On MSNBC's "Hardball," former Bush-Cheney campaign mouthpiece Terry Holt tried repeatedly to introduce the meme, "People elected the president, not his staff." If staff members got in trouble, Holt said, that was not a reflection on Bush, the elected leader working hard for all Americans. It was almost Clintonian to watch.
Holt also trotted out these lines: Perjury and obstruction of justice are serious crimes. They were seven years ago; they are today. Democrats better not be hypocrites. If Clinton got a free ride, Holt implied, why not the same for Karl Rove and Lewis "Scooter" Libby?
Radio talkers like Sean Hannity have already trampled out a vintage whine: Where was the media when the Clintons stole furniture and vandalized the White House? For Hannity, the best defense is being incredibly offensive. It also helps that he's a liar.
For those who care to know:
•Reports that Clinton staffers vandalized the White House? Pure bull, according to the government's General Accounting Office. From the New York Times, this oldie from May 2001:
Accounts that departing Clinton administration officials destroyed office equipment and committed other acts of vandalism in the White House during the presidential transition were significantly overblown, a manager at the General Accounting Office, the investigative arm of Congress, said yesterday.
The General Services Administration found nothing unusual about the condition of White House offices after Clinton officials left, and President Bush's staff said it had no records that indicated damage or subsequent repair work, the accounting office manager said.
On Jan. 25, White House spokesman Ari Fleischer had declined to detail the nature of any vandalism but criticized such behavior indirectly by asserting that the new administration would lead Americans toward greater civility.
Typical was Tony Snow, a syndicated columnist and former presidential speech writer for President Bush's father, who ... also said that Air Force One, after taking Clinton and some aides to New York following the inauguration, "looked as if it had been stripped by a skilled band of thieves -- or perhaps wrecked by a trailer park twister."

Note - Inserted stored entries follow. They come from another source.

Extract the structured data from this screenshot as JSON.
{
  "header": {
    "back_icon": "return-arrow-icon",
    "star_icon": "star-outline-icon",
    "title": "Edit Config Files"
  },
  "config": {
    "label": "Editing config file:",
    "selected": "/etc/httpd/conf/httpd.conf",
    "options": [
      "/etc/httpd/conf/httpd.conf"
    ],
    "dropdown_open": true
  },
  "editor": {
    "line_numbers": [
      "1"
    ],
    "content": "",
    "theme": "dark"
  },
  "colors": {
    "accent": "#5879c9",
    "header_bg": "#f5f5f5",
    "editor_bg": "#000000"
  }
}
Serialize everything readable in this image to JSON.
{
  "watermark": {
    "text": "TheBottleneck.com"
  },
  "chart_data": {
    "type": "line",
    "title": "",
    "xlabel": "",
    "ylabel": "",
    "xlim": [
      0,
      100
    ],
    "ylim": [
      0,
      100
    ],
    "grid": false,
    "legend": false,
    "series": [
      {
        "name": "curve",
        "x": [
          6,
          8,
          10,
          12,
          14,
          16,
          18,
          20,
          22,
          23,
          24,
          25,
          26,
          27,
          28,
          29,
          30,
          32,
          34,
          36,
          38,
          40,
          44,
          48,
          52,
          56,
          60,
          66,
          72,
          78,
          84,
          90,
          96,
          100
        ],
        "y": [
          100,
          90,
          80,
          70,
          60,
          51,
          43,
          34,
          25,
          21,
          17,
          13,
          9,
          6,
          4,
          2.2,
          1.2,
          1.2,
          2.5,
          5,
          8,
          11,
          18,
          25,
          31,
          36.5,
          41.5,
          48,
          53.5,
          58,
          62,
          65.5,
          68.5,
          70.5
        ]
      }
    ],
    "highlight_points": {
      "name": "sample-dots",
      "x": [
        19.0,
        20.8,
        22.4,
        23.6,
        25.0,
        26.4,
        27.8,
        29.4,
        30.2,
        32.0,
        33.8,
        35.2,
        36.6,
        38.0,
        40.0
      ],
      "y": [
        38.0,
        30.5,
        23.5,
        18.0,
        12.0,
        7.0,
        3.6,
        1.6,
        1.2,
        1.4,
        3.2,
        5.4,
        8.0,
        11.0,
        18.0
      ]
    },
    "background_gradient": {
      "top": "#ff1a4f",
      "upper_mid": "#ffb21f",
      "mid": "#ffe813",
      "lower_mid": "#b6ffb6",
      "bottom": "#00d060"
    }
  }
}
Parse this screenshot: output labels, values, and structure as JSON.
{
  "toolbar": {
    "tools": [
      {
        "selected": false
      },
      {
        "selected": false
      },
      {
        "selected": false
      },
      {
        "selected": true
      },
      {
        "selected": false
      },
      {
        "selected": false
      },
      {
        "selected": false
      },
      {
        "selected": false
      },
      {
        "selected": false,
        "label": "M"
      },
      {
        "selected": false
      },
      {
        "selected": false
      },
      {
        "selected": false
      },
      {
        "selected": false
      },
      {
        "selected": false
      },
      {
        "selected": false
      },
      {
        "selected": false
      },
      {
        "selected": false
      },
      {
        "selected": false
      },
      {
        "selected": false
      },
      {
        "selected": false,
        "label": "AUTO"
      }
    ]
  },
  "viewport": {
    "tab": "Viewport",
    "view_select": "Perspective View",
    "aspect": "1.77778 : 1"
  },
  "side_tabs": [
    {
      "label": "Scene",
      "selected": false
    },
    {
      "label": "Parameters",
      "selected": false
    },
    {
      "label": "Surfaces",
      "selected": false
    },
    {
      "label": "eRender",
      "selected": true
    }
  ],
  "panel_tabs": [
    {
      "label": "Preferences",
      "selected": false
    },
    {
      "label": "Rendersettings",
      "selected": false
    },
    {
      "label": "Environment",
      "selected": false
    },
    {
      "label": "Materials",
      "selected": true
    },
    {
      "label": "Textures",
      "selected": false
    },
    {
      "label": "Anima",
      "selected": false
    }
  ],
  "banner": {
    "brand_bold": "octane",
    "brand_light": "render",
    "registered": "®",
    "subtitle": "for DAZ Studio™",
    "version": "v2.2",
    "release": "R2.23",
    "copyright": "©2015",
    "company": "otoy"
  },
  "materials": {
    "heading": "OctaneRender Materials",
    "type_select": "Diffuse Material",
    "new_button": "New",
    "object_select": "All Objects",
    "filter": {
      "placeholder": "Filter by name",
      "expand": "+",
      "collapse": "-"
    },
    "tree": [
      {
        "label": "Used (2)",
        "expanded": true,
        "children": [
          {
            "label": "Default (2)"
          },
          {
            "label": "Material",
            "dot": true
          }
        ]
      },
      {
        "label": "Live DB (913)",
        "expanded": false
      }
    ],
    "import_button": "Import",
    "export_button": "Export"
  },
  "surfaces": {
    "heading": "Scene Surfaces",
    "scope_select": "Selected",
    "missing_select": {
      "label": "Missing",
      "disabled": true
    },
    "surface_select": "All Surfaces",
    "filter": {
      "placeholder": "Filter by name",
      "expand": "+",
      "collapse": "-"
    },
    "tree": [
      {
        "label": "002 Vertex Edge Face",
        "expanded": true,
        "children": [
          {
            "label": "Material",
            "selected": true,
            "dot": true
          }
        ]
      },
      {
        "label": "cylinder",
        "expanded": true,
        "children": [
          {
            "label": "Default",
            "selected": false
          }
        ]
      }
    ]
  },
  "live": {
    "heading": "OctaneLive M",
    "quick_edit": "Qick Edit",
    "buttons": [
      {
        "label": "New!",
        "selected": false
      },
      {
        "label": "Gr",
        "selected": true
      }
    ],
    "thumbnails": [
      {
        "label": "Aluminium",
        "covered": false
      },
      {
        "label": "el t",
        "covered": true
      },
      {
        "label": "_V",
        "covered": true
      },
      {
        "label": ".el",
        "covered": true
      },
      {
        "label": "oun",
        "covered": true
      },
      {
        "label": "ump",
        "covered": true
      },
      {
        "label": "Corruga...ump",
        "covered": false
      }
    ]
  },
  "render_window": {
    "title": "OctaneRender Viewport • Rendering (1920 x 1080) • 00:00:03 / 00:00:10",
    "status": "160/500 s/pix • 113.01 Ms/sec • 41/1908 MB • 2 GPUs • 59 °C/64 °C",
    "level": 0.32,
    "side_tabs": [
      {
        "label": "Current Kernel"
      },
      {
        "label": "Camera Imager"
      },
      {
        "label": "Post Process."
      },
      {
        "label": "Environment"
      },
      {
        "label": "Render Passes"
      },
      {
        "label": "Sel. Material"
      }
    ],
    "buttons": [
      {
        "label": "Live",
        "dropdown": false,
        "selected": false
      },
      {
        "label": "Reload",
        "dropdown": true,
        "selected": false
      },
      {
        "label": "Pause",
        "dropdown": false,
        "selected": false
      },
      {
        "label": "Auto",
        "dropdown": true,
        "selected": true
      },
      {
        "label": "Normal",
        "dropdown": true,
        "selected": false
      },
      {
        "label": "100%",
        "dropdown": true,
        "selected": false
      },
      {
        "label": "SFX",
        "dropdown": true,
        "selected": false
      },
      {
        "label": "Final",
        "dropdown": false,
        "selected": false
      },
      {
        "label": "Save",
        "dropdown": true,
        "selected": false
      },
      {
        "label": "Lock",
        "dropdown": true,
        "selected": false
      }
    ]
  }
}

He went on to list all manner of missing items, including silverware, porcelain dishes with the presidential seal and even candy.
"It makes one feel grateful that the seats and carpets are bolted down," Snow fumed.
Except none of it happened. An official at Andrews Air Force Base, which maintains the presidential jets, told The Kansas City Star at the height of the controversy that nothing was missing. Bush himself acknowledged the same a few days later.
And now GSA has made it official.
"They told me that there were papers that were not organized lying on the floor and on desks; there were some scratches here and there, but the bottom line was they didn't see anything really in their view that was significant and that would appear to some as real extensive damage," said Bernard Unger, director for physical infrastructure for the General Accounting Office, which asked GSA to look into the allegations."
•The Clintons did not accept a bonanza of last-minute gifts before leaving the White House. From Salon, this chestnut from February 2001:
During the nearly month-long controversy surrounding the gifts Bill and Hillary Clinton accepted last year, the political press has established three details as fact and repeated them endlessly.
First, anxious to fill their new private homes, the Clintons received $190,000 worth of gifts in the last year. Second, Hillary pursued this by registering like a bride for gift at Borsheim's Fine Jewelry & Gifts. Third, they moved fast, because once Hillary was sworn in as New York's new senator, she would be barred from accepting gifts worth more than $50.
The first detail showed the Clintons were greedy. The second? That they were tacky. The third, that they were duplicitous, plotting to circumvent Senate ethics laws.
From the perspective of the press, just one of those items would have constituted a good news story. A combination of any two was worth a running commentary. But all three justified a bona fide feeding frenzy.
Problem is, none of them are true. The gifts in question were received over an eight-year period, not one. Hillary was never registered at Borsheim's. And the Senate gift ban would not have forbidden Sen.Clinton from receiving all the generous items.
•Bill Clinton's last-minute pardon of Marc Rich was a slimy favor to a crook, according to Republican partisans. Well, according to some Republican partisans. Lewis "Scooter" Libby vehemently disagrees. As Rich's lawyer, he argued for a presidential pardon -- until he went to work for the Bush campaign in 2000.
•The Clintons did not take furniture from the White House that didn't belong to them. This one's the biggest load on many anti-Clinton plates. Once more, from Salon:
After assigning three reporters and four researchers, the Washington Post reported on Monday that some of the gifts the Clintons took may have been given to the White House, and not to them personally. The Clintons insist there was a clerical snafu and that any gifts intended for the White House would be returned. By Monday afternoon, the White House's nonpartisan usher and executive manager, Gary Walters, assured CNN the Clintons had not erred in taking their gifts. "Everything that belongs to the government is still here," he said.
The static and noise coming from Bush partisans will increase over the next couple days. If Patrick Fitzgerald convinces a grand jury to hand up indictments, the partisans will yell even louder. Anything to stop comparisons to 1875 and Orville E. Babcock, seemingly the last time a sitting White House official was indicted. Even the Watergate Seven steered clear of the boss before being charged with crimes.